Imagine, again, that you are back in that winter wood. As you push through the brambles and overhanging branches to reach the body, the sleeve of your coat rubs up against an oak tree, collecting the microscopic spores and pollen that have become impacted in the crevices of the bark. As you scramble down the slope, your boots collect soil smears and crumbs in which are locked the pollen and spores that rained down on this patch of woodland recently, as well as in past seasons. That soil will also contain the multitude of living things that have made the soil their home, or fragments of the dead things that lived there before.

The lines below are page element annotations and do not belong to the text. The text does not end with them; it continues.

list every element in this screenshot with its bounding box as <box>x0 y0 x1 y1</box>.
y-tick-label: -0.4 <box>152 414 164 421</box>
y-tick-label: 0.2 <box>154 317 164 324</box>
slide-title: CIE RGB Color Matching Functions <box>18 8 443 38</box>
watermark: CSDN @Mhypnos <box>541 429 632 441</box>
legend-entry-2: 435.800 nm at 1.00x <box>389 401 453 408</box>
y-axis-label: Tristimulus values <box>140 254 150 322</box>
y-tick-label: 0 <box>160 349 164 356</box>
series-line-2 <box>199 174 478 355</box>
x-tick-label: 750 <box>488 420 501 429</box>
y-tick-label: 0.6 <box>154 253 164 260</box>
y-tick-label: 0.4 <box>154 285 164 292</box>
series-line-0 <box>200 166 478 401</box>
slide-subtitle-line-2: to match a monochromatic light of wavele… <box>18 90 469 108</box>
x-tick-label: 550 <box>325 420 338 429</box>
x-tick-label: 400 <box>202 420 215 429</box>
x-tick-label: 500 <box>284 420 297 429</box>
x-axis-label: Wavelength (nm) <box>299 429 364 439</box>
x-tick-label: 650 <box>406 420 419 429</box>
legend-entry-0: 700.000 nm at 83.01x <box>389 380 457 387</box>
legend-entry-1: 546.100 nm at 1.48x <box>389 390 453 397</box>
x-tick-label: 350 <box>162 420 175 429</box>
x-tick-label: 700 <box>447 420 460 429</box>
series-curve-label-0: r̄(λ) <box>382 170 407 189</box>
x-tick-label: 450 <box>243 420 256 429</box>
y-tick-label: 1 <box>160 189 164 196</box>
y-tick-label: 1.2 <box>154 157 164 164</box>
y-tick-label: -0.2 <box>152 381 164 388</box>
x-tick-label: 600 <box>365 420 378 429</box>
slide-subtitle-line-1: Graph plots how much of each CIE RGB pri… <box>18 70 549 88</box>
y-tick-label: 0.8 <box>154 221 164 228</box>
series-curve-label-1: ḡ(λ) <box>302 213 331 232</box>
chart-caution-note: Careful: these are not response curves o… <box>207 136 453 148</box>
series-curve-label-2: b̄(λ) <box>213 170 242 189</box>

As you crouch down to make sure of your discovery, your hair brushes past twigs and leaves hanging over the body, picking up whatever pollen, spores and other microscopic material has fallen onto their surfaces. Your traces on the landscape the footprints you leave behind, the hairs and fibres you shed might be easily obscured or overlooked. But what about the imprint the landscape has left on you? What if someone were able to retrieve and identify those microscopic traces, and visualise that place, or another even further afield, from the imprint it has left on your body and clothes?

Now imagine you are the killer. What traces of the landscape where you left your victim are you carrying with you, unwittingly, wherever you go?

This is where I come in, and where my own story dovetails with the history of forensic detection. In 1994, I was an environmental archaeologist at University College, London. Then, things changed.

It has been nearly 50 years or more since I began formally studying the world of plants, though the truth is, my love affair with the natural world reaches back much further. Even as a little girl, no matter how much I read about the natural world, I always wanted to know more. There is always so much more to be had; it is still the same for me now. This is frustrating because you can never reach the summit. Nobody can. The climb is grindingly hard, and it continues forever.

I have spent much of my working life hunched over a microscope, scanning sample after sample, trying to determine the mixtures of palynomorphs microscopic particles, including pollen grains and fungal spores that have been stained red, embedded in jelly, and spread upon my slides. To the lay observer, what I am looking at might appear nothing more than a chaos of differently shaped blobs and splodges, but to a palynologist, one who studies pollen and other palynomorphs, these represent elements from the diverse breadth of the natural world.